ラッセル『結婚論』第六章 ロマンティックな恋愛 n.1


第六章 ロマンティックな恋愛 n.1:野蛮な男女関係

 キリスト教と野蛮人(注:ゲルマンの異教徒など)の勝利とともに,男と女の関係は,古代世界では何世紀にもわたって知られていなかったほどの野蛮さ(獣性)に低下した。古代世界は邪悪ではあったが,獣的ではなかった。(ヨーロッパの)暗黒時代においては,宗教と野蛮が結びついて,人生の性的側面の地位を低下させた(品位を低下させた)。結婚生活においては,妻にはなんの権利もなかった。結婚生活の外では,いっさいが罪であったので,文明化されていない男の自然のままの獣性を抑えるための目標(object 目的)がなかった。中世における不道徳は,広く行きわたり,嫌悪をもよおすものであった。司教は,自分の娘とおおっぴらに罪の生活を送り,大司教は,お気に入りの若者(男性)を近くの司教管区(の司教職)に昇進させた。(注:リー『中世における宗教裁判史』第一巻,pp.9,14/男色のことを言っている。)
聖職者の独身に対する信念(独身が善いという考え)は,しだいに強くなってはいたが,実践が教訓に追いつけなかった教皇グレゴリウス七世は,司祭たちに内妻(妾)と手を切らせようと大変努力したが,後年のアベラールの時代になっても,彼は(アベラールが)エロイーズと結婚することは醜聞的ではあるが,不可能ではない,と考えていたことを見出している(知っている)。聖職者の独身制が厳格に強制されたのは,ようや13世紀の末頃になってからのことである。
もちろん,聖職者は相変らず,女性と不倫の関係を続けていた。もっとも,聖職者は,そういう関係に,品位も美も添えることはできなかった。聖職者はみずからが,そういう関係を不道徳で不純だと考えていたからだ。また,キリスト教会も,性に対して禁欲的な見方をしていたために,恋愛の概念を美化することは何ひとつできなかった。これをするのは,当然,俗人の仕事となった。

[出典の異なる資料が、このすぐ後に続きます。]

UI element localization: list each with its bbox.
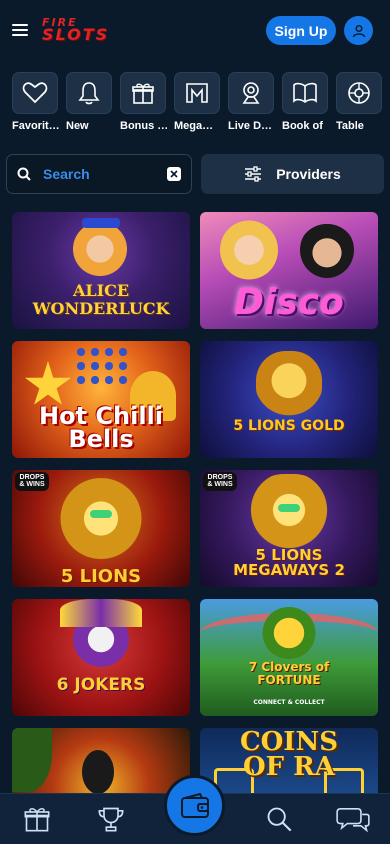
top-header: FIRE SLOTS Sign Up (0, 0, 390, 60)
category-favorites[interactable]: Favorit… (12, 72, 60, 132)
nav-promotions[interactable] (17, 799, 57, 839)
gift-icon (132, 83, 154, 104)
category-live-dealer[interactable]: Live D… (228, 72, 274, 132)
game-tile-6-jokers[interactable]: 6 JOKERS (12, 599, 190, 716)
wallet-icon (180, 792, 209, 818)
profile-button[interactable] (344, 16, 373, 45)
game-tile-disco[interactable]: Disco (200, 212, 378, 329)
category-bonus[interactable]: Bonus … (120, 72, 168, 132)
search-placeholder: Search (43, 166, 90, 182)
search-icon (17, 167, 31, 181)
games-grid: ALICE WONDERLUCK Disco Hot Chilli Bells … (12, 212, 378, 844)
clear-search-icon[interactable] (167, 167, 181, 181)
gift-icon (24, 808, 50, 832)
logo[interactable]: FIRE SLOTS (42, 17, 109, 43)
game-tile-hot-chilli-bells[interactable]: Hot Chilli Bells (12, 341, 190, 458)
providers-label: Providers (276, 166, 341, 182)
live-dealer-icon (242, 82, 260, 104)
mega-icon (186, 83, 208, 103)
search-icon (267, 807, 292, 832)
nav-tournaments[interactable] (91, 799, 131, 839)
user-icon (352, 24, 365, 37)
nav-search[interactable] (259, 799, 299, 839)
heart-icon (22, 82, 48, 104)
filter-sliders-icon (245, 166, 262, 182)
drops-wins-badge: DROPS & WINS (15, 472, 49, 491)
sign-up-button[interactable]: Sign Up (266, 16, 336, 45)
roulette-icon (348, 82, 370, 104)
category-new[interactable]: New (66, 72, 112, 132)
category-megaways[interactable]: Mega… (174, 72, 220, 132)
bell-icon (78, 82, 100, 105)
trophy-icon (98, 807, 124, 832)
category-table[interactable]: Table (336, 72, 382, 132)
category-bar: Favorit… New Bonus … Mega… Live D… Book … (12, 72, 382, 132)
providers-button[interactable]: Providers (201, 154, 384, 194)
category-book-of[interactable]: Book of (282, 72, 328, 132)
search-input[interactable]: Search (6, 154, 192, 194)
book-icon (293, 82, 317, 103)
nav-chat[interactable] (333, 799, 373, 839)
game-tile-5-lions-megaways-2[interactable]: DROPS & WINS 5 LIONS MEGAWAYS 2 (200, 470, 378, 587)
search-row: Search Providers (6, 154, 384, 194)
chat-icon (336, 808, 370, 833)
game-tile-5-lions[interactable]: DROPS & WINS 5 LIONS (12, 470, 190, 587)
menu-icon[interactable] (12, 24, 28, 36)
game-tile-5-lions-gold[interactable]: 5 LIONS GOLD (200, 341, 378, 458)
game-tile-alice-wonderluck[interactable]: ALICE WONDERLUCK (12, 212, 190, 329)
wallet-button[interactable] (164, 775, 225, 836)
game-tile-7-clovers-of-fortune[interactable]: 7 Clovers of FORTUNE CONNECT & COLLECT (200, 599, 378, 716)
drops-wins-badge: DROPS & WINS (203, 472, 237, 491)
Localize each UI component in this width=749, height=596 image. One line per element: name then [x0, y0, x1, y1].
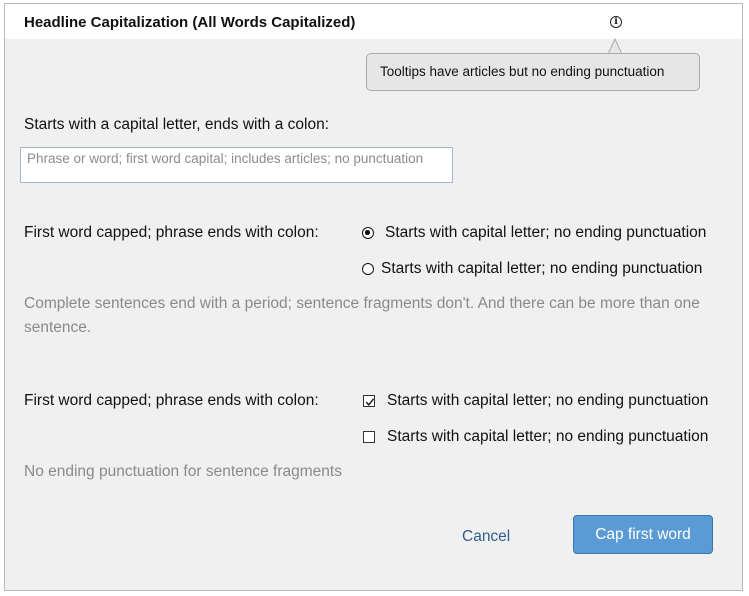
checkbox-checked-icon[interactable] — [363, 395, 375, 407]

Chapter V Christian Ethics

With the victory of Christianity and the barbarians, the relations of men and women sank to a pitch of brutality which had been unknown in the ancient world for many centuries. The ancient world was vicious, but not brutal. In the Dark Ages, religion and barbarism combined to degrade the sexual side of life. In marriage, the wife had no rights; outside marriage, since all was sin, there was no object in curbing the natural beastliness of the uncivilized male. The immorality of the Middle Ages was widespread and disgusting ; bishops lived in open sin with their own daughters, and archbishops promoted their male favourites to neighbouring sees. (note: Lea, History of the Inquisition in the Middle Ages, vol. i, pp. 9, 14) There was a growing belief in the celibacy of the clergy, but practice did not keep pace with precept. Pope Gregory VII made immense exertions to cause priests to put away their concubines, yet so late as the time of Abelard we find him regarding it as possible, though scandalous, for him to marry Heloise. It was only towards the end of the thirteenth century that the celibacy of the clergy was rigidly enforced. The clergy, of course, continued to have illicit relations with women, though they could not give any dignity or beauty to these relations owing to the fact that they themselves considered them immoral and impure. Nor could the Church, in view of its ascetic outlook on sex, do anything whatever to beautify the conception of love. To do this was necessarily the work of the laity.
出典: Marriage and Morals, 1929.
詳細情報:http://russell-j.com/beginner/MM06-010.HTM

<寸言>
女子校や男子校においては,同性に対する恋愛感情が起こりやすいが、原則女人禁制の教会や修道院においても、同性愛や男色がめずらしいことではなかった。
古今東西、権力者の間においても同性愛や男色はめずらしいことではなく、テレビの大河ドラマ(時代物)でも、お小姓などが権力者の男色の相手として登場するのを目にする。